Definition of Compiler
A compiler is a specialized program that processes the source code written in some higher level language into computer understandable machine code. This machine code is actually in binary language that a processor understands and executes. To write a source code, the programmer writes the program in a language like C, C++ or Pascal using some programming editor. This program is then executed using a compiler that is appropriate for the language in which the source code is written. A compiler’s input is a complete program; it first analyzes it and then processes it. It performs a number of analysis on the source code given as an input, the lexical and syntactical analysis. After performing both these steps the final task of compiler is to generate the machine code. The output of this compilation is the object code and is executable. The program is compiled once and do not need to be compiled every time the program runs.
Definition of Interpreter
An interpreter is a program that performs the statement by statement (line by line) translation of the program source code written in some higher level language.
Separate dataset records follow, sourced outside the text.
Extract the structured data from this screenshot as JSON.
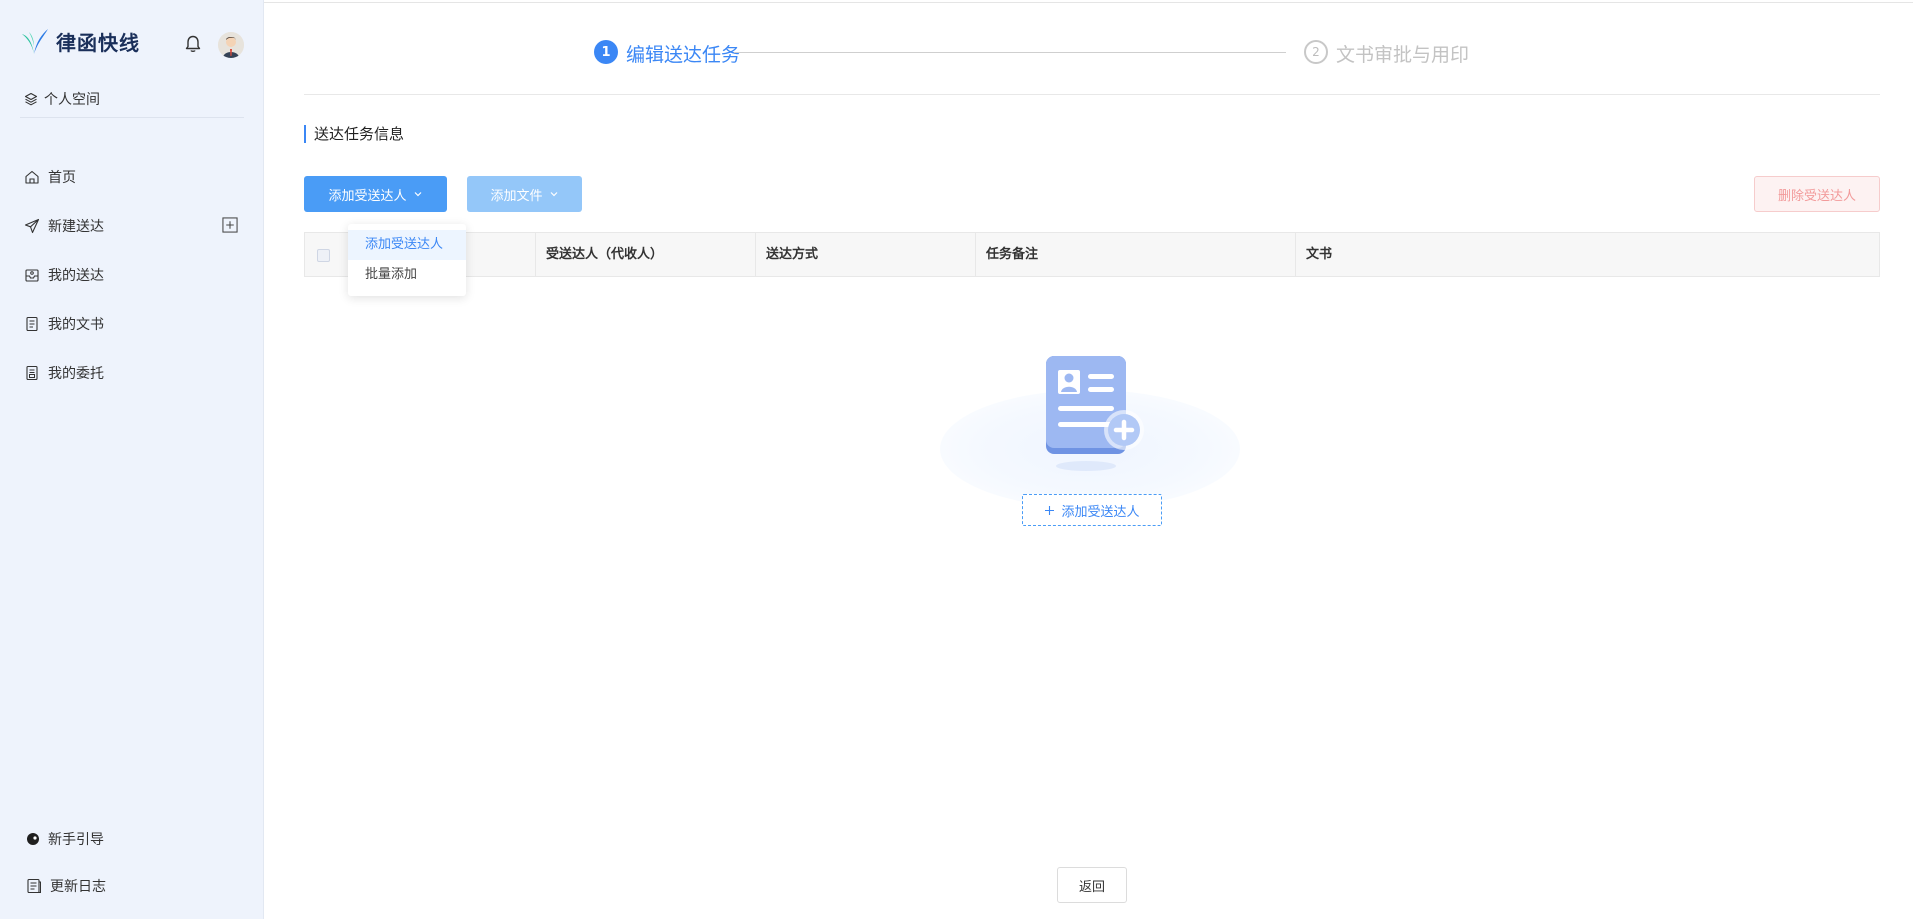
{
  "brand": {
    "name": "律函快线",
    "accent": "#3b87f5"
  },
  "sidebar": {
    "space_label": "个人空间",
    "items": [
      {
        "label": "首页",
        "icon": "home-icon"
      },
      {
        "label": "新建送达",
        "icon": "send-icon",
        "action_icon": "plus-square-icon"
      },
      {
        "label": "我的送达",
        "icon": "inbox-icon"
      },
      {
        "label": "我的文书",
        "icon": "document-icon"
      },
      {
        "label": "我的委托",
        "icon": "delegation-icon"
      }
    ],
    "footer": [
      {
        "label": "新手引导",
        "icon": "guide-icon"
      },
      {
        "label": "更新日志",
        "icon": "changelog-icon"
      }
    ]
  },
  "steps": [
    {
      "number": "1",
      "label": "编辑送达任务",
      "active": true
    },
    {
      "number": "2",
      "label": "文书审批与用印",
      "active": false
    }
  ],
  "section_title": "送达任务信息",
  "toolbar": {
    "add_recipient": "添加受送达人",
    "add_file": "添加文件",
    "delete_recipient": "删除受送达人"
  },
  "dropdown": {
    "items": [
      {
        "label": "添加受送达人",
        "active": true
      },
      {
        "label": "批量添加",
        "active": false
      }
    ]
  },
  "table": {
    "columns": [
      "",
      "受送达人（代收人）",
      "送达方式",
      "任务备注",
      "文书"
    ]
  },
  "empty_state": {
    "button_label": "添加受送达人"
  },
  "footer": {
    "back_label": "返回"
  }
}
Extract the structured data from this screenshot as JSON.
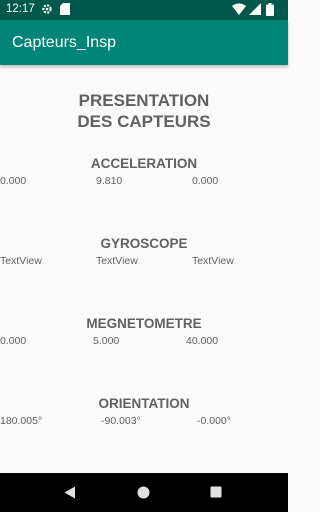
{
  "status_bar": {
    "time": "12:17",
    "icons": [
      "gear-icon",
      "sd-card-icon",
      "wifi-icon",
      "cell-signal-icon",
      "battery-icon"
    ]
  },
  "app_bar": {
    "title": "Capteurs_Insp"
  },
  "main": {
    "title_line1": "PRESENTATION",
    "title_line2": "DES CAPTEURS",
    "sections": [
      {
        "title": "ACCELERATION",
        "values": [
          "0.000",
          "9.810",
          "0.000"
        ]
      },
      {
        "title": "GYROSCOPE",
        "values": [
          "TextView",
          "TextView",
          "TextView"
        ]
      },
      {
        "title": "MEGNETOMETRE",
        "values": [
          "0.000",
          "5.000",
          "40.000"
        ]
      },
      {
        "title": "ORIENTATION",
        "values": [
          "180.005°",
          "-90.003°",
          "-0.000°"
        ]
      }
    ]
  },
  "nav_bar": {
    "icons": [
      "back-icon",
      "home-icon",
      "recents-icon"
    ]
  },
  "colors": {
    "primary": "#008577",
    "primary_dark": "#00574b",
    "text": "#616161",
    "background": "#fafafa"
  }
}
An interpreter, when given a program it takes its one line, interprets it and then executes it. Interpreter generates an intermediate code after interpreting source code and therefore executes it. There is no compilation stage and no machine code is generated. This is how interpreter translates and runs the whole program line by line. It is preferred when immediate instruction by instruction execution is required. They are useful especially when code testing is done. Every time, when a program is to make run, the interpreter interprets it the same way.
DifferenceS in a Nutshell
- Compiler processes the whole program; interpreter interprets code line by line.
- Compiler produces a binary machine code; interpreter generates an intermediate code.
- Compiler machine code can be saved and reused once compiled; interpreter has to interpret source code every time.
- Compilers examines the validity of code syntax; interpreters checks for the keywords.
- In compiler, program execution is fast; in interpreter program execution is slow.
- Debugging is complicated in compilers; debugging is easy in interpreters.
- Compilers display errors after checking complete source code; interpreters display errors of each instruction in code in the specified sequence.
- Compiler’s machine code is further processed by hardware; interpreter’s intermediate code is processed by another specialized program.
- Compilers do not require source code file on the time of execution; interpreters need source code file for run time execution.
- In compilers, execution of program is done after compilation stage; interpreters directly execute the program without any compilation.
- Compiler uses more memory; interpreter requires less memory.
Computer architecture and understanding terms associated to it can be a troublesome task and these two terms above are similar ones which have various differences between them but always seem similar to each other. This article has, therefore, looks to explain the differences between them to help people create a clear understanding.